Lets start with connecting to SQL instance with SQLCMD.The screenshot shows the default connection which is Windows Authentication

Lets verify the username which sqlcmd uses to connect.The function SUSER_NAME() will return current user.

So SQLCMD has used windows authentication and  an inbuilt user account to connect to SQL Instance.

Now lets create a sql authenticated id "testsqlcmduser"  in SQL Server instance.

Please note I have selected  to enforce password policy though its not needed but still its a good practice to enforce password policy in sql authenticated id.
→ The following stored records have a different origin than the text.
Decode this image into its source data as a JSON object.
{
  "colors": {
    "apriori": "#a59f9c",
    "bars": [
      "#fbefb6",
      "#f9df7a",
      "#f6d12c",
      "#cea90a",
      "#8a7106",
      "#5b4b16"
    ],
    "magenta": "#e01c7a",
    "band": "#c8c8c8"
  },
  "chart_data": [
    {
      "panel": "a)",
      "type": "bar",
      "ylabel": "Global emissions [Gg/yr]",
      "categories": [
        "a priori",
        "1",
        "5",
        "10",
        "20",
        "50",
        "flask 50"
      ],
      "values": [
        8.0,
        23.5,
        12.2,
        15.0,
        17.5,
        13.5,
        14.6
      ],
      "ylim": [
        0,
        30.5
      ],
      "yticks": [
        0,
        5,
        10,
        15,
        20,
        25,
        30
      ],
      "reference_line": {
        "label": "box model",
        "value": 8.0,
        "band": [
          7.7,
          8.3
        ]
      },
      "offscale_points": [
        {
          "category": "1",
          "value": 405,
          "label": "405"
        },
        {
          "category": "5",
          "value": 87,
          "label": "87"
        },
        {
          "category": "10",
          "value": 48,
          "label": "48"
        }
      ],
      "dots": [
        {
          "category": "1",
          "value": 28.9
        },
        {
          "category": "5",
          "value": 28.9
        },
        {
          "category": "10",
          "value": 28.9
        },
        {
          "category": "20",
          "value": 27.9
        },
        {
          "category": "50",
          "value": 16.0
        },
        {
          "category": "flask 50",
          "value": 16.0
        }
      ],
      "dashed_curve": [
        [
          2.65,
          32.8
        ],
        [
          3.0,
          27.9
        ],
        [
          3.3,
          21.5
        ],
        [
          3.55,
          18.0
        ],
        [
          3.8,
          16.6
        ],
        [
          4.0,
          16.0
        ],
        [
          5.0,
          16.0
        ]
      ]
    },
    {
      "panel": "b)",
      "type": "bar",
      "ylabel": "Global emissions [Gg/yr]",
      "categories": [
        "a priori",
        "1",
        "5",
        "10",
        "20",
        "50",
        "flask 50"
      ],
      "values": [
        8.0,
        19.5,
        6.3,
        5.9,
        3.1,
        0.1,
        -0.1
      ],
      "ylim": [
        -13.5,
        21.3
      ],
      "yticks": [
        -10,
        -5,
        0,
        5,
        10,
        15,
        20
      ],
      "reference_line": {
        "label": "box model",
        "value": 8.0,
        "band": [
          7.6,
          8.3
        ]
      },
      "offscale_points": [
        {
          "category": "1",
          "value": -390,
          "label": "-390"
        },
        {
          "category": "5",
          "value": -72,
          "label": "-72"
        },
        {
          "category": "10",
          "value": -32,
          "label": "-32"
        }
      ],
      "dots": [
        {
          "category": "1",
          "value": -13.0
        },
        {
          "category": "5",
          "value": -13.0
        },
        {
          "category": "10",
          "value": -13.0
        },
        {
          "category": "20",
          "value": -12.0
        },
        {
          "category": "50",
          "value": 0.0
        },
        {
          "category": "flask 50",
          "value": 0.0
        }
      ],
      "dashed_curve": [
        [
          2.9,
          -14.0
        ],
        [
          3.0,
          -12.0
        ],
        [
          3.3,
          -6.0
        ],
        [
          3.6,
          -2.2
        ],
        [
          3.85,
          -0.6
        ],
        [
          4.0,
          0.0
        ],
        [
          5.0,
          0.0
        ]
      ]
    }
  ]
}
Now lets add this user  and its password in system environmental variable.

Go to Control Panel->System->Advanced setting and then click on Environment Variables.You would get a screen like this

You can add the variable in System Profile or current user profile.Click on new button and add the variable SQLCMDUSER and its value as shown below

Similarly add the SQLCMDPASSWORD variable

Click on OK and Apply button.The environmental variables ar all set.Now lets use it with SQLCMD.
Go to command prompt and type sqlcmd  and give the  SQL Instance Name.

As shown in screenshot above it will get connected .Now lets verify what is the userid which sqlcmd used to connect to SQL Server instance

It has used testsqlcmduser which is the sql authenticated id.How did it worked.We have not even passed the userid and password.Now when you miss -U and -P option sqlcmd checks the system and user profile variable to see if any of the sqlcmd variables are set.If so it uses that to connect to SQL instance.If there are none then it uses windows authentiction to connect to SQL Server instance.

Now lets execute some TSQL command with sqlcmd. I have created a small script  file with the following TSQL

use Encryption_Test;
select * from dbo.EncryptedCustomer;
select SUSER_NAME();

Basically it connect to a database Encryption_Test in my local sql instance which was created to test encryption in SQL Server 2008.The script then executes a select command on a table in that database which has some of the encrypted data.The last line returns the current connected user.

The result is shown below

Please note we have not specified  username or password.So we are hiding the details which are needed to connect to SQL Server instance.Even we can hide the SQL instance name by adding the value in variable SQLCMDSERVER.